The second prong of the two-pronged approach is to put a great deal of thought into how project managers and team leads are rewarded for “doing the right thing.”  In most organizations, regardless of what is said, most rewards go to the project managers who deliver the promised functionality on time and on budget.  It is up to IS management to add to these worthwhile goals equivalent goals aimed at contributing to and complying with the newer, flexible architecture, such that a project that goes off and does its own thing will be seen as a renegade and that regardless of hitting its short-term budgets, the project managers will not be given accolades but instead will be asked to try harder next time.  Each culture, of course, has to find its own way in terms of its reward structure but this is the essential issue to be dealt with.

Finally, and by a funny coincidence, the issues that were paramount to the central group, such as choice of operating system, database, programming language, and the like, are now very secondary considerations.  It’s quite conceivable that a given project or service will find that acquiring an appliance running on a completely different operating system and database management system can be far more cost-effective, even when you consider the overhead costs of managing the additional technologies.  This difference comes from two sources.  First, in many cases, the provider of the service will also provide all the administrative support for the service and its infrastructure, effectively negating any additional cost involved in managing the extra infrastructure.  Second, the service oriented architecture implementation technologies shield the rest of the enterprise from being aware of what technology, language, operating system, and DBMS are being used, so the decision does not have the secondary side effects that it does in pre-SOA architectures.

Conclusion

To wrap up, the move to service oriented architecture is not going to be a simple transition or one that can be accomplished by merely acquiring products and implementing a new architecture.  It is going to be accompanied by an inversion in the traditional control relationship between line and staff IS functions.

In the past the business units and application teams they funded determined the scope and functionality of the projects, the central IS groups determined technology and to some extent common data standards.  In the service oriented future these responsibilities will be move in the opposite direction.  The scope and functionality of projects will be an enterprise wide decision, whilst individual application teams will have more flexibility in the technologies they can economically use, and the data designs they can employ.

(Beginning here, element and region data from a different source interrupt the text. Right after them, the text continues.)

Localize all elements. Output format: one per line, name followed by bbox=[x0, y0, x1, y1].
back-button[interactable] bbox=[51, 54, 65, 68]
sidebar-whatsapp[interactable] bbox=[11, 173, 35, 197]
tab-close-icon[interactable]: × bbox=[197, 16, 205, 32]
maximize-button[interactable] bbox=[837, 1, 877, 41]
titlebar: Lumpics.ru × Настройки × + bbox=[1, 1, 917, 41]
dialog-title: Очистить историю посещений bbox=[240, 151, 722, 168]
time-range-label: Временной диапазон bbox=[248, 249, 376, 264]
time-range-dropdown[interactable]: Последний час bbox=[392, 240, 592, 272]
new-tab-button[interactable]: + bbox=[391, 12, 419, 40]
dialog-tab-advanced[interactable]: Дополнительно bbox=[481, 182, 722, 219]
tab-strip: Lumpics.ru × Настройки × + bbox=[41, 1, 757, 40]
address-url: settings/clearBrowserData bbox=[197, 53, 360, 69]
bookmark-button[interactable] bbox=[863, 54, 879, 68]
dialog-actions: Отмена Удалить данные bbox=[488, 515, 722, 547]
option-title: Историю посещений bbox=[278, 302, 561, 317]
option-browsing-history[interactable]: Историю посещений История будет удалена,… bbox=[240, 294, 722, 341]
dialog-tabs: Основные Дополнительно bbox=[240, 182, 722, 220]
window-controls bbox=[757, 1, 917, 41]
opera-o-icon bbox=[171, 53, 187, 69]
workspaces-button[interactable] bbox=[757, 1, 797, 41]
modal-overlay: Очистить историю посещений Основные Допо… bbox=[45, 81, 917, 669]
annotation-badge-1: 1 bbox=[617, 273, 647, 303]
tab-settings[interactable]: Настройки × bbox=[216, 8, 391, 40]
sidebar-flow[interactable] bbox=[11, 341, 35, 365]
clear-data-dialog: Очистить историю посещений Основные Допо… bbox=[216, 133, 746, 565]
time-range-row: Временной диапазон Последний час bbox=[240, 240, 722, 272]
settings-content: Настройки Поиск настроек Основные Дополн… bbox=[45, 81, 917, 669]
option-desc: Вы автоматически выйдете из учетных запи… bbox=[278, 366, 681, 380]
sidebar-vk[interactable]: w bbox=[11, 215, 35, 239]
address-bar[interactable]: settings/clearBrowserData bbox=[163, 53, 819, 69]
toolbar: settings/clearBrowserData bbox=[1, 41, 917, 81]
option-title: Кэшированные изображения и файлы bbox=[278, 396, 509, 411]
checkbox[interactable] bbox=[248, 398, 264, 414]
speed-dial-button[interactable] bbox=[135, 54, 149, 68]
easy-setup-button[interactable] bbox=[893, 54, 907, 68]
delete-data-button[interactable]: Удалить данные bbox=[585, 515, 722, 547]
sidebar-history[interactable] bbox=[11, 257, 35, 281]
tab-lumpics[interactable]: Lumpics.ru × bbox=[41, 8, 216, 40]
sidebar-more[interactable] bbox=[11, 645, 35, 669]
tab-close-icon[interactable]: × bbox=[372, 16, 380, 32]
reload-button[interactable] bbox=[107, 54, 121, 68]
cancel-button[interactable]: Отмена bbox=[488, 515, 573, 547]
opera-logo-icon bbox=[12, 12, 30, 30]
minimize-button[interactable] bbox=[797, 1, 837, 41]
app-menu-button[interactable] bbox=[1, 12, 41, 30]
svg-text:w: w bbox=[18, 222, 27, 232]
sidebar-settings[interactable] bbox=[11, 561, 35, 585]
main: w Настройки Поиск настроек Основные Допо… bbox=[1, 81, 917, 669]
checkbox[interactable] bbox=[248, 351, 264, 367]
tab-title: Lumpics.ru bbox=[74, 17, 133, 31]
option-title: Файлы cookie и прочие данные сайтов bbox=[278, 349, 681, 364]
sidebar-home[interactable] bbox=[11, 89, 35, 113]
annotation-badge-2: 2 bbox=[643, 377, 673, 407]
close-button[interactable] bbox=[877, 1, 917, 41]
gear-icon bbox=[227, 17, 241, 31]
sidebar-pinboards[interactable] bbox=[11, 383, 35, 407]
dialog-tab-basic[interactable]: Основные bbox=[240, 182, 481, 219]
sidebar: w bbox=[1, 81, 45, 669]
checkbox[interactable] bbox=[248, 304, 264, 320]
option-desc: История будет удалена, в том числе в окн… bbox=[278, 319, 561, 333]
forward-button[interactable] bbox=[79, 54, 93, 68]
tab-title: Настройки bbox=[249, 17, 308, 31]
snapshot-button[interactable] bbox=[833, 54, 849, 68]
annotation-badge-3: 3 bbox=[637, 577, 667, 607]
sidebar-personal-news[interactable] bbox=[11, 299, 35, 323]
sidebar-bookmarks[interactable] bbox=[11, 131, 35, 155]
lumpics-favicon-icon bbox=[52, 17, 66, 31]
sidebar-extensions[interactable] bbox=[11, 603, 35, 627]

The primary benefits of the architecture will only accrue to those who commit to a course of action where the boundaries, functionality, and interface points of their system will no longer be delegated to the individual projects implementing them but will be determined at a corporate level ahead of time and will merely delegate the implementation to the line organization.  This migration will be resisted by many of the incumbents and the IS management that wishes to enjoy the benefits will need to prepare themselves for the investment in cultural and organizational change that will be necessary to bring it about.